# growing plants with LED lights



## farmgirl82 (Jul 30, 2014)

Has anyone tried growing plants in an Aqueon evolve LED aquarium or an aqueon mini bow desktop aquarium? Are the LED lights in these tanks good enough for low light plants?


----------



## CrazedHoosier (Mar 18, 2014)

My cousins National Geographic Half-Moon Aqua Oasis Starter Kit has 4 white LED's that do a pretty good job of growing live plants! There are 4 Amazon Swords growing pretty well and fast, in regular, everyday gravel!


----------



## farmgirl82 (Jul 30, 2014)

Great! Thank you for your fast response.


----------



## Pandanke (Jun 16, 2014)

I have the Aqueon one, it can grow Water Wisteria and barely Anubias Nana, but struggles with anything more demanding. I would not put anything else in there.


----------



## rlryan19 (Jul 22, 2014)

I've had great luck with my marimo moss ball so I assume they grow in practically all light conditions. They're neat so I recommend them! I'm actually in the process of figuring out how well my Anubias nana will grow in my tank with LED's as well. I got it about a week ago and it seems healthy still so we will see. Java fern apparently grows in very low light conditions as well, so I ordered some online and should be getting it in the mail soon. Hope I helped at least a little.


----------



## Freedom (May 17, 2009)

When dealing with lights, you need to know the PAR value. This is not always easy to find. Some LEDs are made for plants, others won't work. I have LEDs on my tanks, and my plants do fine. I do use ferts but no CO2. I tend to stay with low tech plants -- they may need medium light, but they are still low tech, lol.


----------



## sdschafer (Mar 31, 2014)

*low light plants*

I have lace java fern, duck weed and water lettuce with a Marineland regular (not the double bright) for a while and they do fine also.


----------



## umarnasir335 (Jan 9, 2014)

Please dont get lights from Petsmart. I would rather burn my money than buy a light made from Aqueon or Nat Geo if I wanted a planted tank. These lights are SUPER weak. You wanna go the led route? Buy anything finnex, the Current Satellite+, or if you have money, the Ecoexotic or Build My LED.

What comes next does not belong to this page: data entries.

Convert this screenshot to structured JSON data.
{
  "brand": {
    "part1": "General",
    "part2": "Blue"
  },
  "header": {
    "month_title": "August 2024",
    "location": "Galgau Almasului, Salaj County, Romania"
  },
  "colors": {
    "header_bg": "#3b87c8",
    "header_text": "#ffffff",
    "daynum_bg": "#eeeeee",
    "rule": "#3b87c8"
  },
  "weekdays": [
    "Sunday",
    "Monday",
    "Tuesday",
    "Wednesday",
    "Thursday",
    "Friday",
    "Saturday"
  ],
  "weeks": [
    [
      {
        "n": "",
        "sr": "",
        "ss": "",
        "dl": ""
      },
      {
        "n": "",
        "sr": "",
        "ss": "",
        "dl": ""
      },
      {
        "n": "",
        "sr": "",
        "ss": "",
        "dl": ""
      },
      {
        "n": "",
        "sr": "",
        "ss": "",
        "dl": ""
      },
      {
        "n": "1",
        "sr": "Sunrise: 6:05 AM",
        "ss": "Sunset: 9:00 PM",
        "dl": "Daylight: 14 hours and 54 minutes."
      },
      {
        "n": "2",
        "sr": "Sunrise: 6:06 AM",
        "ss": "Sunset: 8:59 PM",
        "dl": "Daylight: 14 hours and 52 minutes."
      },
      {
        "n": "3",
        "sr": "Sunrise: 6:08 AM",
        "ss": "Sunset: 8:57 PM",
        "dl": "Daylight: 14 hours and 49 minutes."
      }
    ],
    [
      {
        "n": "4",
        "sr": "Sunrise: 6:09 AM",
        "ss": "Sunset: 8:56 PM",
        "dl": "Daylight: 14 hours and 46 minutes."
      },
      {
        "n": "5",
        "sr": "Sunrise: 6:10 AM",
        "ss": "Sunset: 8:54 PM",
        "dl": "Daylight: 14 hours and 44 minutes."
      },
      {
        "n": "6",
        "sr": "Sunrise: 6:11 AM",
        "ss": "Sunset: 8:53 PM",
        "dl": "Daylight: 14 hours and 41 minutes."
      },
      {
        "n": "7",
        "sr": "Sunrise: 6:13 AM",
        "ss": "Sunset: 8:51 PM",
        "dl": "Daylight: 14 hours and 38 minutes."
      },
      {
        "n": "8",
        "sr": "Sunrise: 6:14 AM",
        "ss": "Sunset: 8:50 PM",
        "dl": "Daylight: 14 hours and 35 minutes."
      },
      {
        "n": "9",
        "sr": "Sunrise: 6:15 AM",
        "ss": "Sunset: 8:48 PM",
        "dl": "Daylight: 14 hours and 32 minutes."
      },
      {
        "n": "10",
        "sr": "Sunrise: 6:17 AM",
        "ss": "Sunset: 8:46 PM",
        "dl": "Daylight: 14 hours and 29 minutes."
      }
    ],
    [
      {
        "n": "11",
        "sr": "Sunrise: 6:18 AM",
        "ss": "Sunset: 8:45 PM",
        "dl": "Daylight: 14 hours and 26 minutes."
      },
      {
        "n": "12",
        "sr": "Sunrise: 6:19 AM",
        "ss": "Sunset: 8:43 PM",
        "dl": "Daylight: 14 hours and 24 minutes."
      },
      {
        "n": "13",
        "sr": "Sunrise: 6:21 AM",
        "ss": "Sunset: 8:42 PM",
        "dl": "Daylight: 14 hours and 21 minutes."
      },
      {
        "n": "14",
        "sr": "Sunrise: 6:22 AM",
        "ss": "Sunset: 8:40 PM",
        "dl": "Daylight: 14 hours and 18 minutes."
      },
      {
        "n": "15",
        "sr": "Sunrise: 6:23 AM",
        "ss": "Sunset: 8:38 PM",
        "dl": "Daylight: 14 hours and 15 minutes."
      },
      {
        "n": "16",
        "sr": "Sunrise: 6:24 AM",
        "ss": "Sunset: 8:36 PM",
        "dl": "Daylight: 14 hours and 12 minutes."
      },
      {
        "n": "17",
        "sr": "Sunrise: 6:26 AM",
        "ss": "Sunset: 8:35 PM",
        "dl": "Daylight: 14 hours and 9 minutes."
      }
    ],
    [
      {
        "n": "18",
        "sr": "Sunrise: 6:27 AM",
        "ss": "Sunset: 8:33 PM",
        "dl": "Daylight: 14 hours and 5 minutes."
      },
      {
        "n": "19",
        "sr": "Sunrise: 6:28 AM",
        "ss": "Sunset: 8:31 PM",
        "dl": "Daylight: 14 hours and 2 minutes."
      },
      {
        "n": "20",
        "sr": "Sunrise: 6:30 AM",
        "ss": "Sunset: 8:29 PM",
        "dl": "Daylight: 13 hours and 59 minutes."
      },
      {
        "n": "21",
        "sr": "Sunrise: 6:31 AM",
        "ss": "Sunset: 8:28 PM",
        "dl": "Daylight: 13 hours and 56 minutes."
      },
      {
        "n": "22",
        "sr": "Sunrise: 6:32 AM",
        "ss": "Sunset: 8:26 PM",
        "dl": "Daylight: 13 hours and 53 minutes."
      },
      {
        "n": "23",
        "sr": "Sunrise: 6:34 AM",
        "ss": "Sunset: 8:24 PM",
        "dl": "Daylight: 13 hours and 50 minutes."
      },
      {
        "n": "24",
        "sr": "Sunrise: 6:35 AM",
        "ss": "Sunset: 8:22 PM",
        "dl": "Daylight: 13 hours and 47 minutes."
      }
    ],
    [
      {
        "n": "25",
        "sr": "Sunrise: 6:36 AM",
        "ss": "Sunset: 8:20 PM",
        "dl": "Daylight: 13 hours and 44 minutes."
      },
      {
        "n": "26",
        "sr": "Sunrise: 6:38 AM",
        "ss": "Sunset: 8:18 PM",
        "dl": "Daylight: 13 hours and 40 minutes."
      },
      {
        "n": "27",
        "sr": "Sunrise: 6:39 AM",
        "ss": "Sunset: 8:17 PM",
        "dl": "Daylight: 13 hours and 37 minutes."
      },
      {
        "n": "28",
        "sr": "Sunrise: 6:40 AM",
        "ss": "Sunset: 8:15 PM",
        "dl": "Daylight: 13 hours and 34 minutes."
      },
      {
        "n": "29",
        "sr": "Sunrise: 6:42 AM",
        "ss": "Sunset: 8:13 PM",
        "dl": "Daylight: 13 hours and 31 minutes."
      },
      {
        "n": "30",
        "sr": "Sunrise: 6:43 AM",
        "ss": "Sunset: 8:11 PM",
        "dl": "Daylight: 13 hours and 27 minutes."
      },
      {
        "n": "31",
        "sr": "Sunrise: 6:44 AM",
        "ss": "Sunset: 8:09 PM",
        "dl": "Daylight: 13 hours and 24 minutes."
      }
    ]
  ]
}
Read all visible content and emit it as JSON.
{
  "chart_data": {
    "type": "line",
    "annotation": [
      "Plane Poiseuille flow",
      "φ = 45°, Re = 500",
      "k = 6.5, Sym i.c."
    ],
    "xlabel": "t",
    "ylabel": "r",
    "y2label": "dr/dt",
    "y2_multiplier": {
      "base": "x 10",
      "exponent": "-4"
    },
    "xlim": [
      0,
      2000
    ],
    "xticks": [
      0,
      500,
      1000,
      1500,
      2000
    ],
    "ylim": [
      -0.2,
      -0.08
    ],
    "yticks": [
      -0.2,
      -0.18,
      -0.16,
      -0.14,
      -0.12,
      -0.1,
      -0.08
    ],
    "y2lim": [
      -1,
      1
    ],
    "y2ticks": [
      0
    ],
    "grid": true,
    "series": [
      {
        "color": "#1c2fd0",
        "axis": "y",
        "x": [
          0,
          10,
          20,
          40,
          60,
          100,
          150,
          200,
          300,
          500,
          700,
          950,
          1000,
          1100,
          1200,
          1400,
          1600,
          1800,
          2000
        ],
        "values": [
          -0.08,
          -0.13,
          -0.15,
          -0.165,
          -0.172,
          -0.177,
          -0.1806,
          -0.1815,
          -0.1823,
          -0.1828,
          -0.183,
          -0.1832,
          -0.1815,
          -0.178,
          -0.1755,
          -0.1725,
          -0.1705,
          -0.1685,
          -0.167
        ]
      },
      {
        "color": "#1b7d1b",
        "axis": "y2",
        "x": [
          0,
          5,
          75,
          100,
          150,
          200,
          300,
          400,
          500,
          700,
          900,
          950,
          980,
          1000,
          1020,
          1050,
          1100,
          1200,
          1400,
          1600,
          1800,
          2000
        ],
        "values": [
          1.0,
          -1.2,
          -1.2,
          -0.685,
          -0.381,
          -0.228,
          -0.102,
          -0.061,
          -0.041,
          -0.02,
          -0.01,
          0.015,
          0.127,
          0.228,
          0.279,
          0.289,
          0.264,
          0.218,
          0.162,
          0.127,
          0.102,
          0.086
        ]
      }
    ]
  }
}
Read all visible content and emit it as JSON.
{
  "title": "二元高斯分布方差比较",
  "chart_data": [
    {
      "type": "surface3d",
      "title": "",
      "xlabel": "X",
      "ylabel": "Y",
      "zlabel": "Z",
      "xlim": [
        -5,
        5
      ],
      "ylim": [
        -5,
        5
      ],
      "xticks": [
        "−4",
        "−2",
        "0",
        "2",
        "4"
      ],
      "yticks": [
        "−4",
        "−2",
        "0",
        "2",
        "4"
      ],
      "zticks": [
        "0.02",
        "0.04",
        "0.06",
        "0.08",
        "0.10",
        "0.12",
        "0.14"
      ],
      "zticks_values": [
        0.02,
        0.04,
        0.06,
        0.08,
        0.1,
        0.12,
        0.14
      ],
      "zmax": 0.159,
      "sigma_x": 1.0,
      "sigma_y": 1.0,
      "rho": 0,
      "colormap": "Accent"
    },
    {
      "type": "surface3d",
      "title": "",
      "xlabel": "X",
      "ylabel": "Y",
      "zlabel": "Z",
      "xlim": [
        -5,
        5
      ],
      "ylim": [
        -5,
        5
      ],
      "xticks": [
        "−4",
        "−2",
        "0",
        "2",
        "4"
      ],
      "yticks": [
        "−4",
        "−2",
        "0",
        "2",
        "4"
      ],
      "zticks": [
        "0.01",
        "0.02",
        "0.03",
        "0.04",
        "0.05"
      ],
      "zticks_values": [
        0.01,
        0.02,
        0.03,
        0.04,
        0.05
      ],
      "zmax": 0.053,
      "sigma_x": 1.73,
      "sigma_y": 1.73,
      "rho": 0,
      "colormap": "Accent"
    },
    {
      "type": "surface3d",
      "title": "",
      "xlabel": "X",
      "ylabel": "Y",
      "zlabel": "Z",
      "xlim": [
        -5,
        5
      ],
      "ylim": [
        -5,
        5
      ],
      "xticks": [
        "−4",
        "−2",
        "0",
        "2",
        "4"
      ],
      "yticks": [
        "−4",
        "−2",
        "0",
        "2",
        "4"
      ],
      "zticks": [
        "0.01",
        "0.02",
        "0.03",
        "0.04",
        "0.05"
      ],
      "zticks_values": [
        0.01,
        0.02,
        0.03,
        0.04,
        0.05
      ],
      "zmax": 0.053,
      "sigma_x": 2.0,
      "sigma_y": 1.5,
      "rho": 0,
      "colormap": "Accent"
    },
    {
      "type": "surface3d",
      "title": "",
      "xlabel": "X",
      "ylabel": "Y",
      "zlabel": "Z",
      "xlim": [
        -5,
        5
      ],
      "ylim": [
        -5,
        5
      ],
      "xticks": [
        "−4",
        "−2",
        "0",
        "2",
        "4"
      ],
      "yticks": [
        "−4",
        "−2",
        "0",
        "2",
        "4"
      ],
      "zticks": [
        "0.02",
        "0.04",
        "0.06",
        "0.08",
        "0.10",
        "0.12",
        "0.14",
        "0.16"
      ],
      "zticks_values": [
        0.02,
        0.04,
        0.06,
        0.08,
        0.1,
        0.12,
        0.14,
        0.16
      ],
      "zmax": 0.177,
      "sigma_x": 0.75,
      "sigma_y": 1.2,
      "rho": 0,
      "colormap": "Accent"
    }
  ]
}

Take the money and put it towards spiral CFLs 5000-6500K bulbs and fixtures from Walmart and Home Depot instead. You can thank me later.


----------



## Tree (Sep 29, 2013)

LEDs work for the most part. I used to have LEDs for all of my tanks until I found out that fluorescent lights were making the plants grow much healthier and faster. What I did was went to Menards and bought kitchen strip lights and mounted them on the three level stand. I also made cute little legs for the one tank on the very top. =P 

Here is an idea. its cheaper if you might be interested:


----------



## Islandgaliam (Jan 27, 2014)

I have Aqueon tanks, and added clip on lights with 13W, 6500K daylight bulbs; with ferts, all tanks are doing quite well. I left the led lights on the tank also to use when it is time to turn off the other ones so I can see the tank. My avatar pic is an Evolve 4.


----------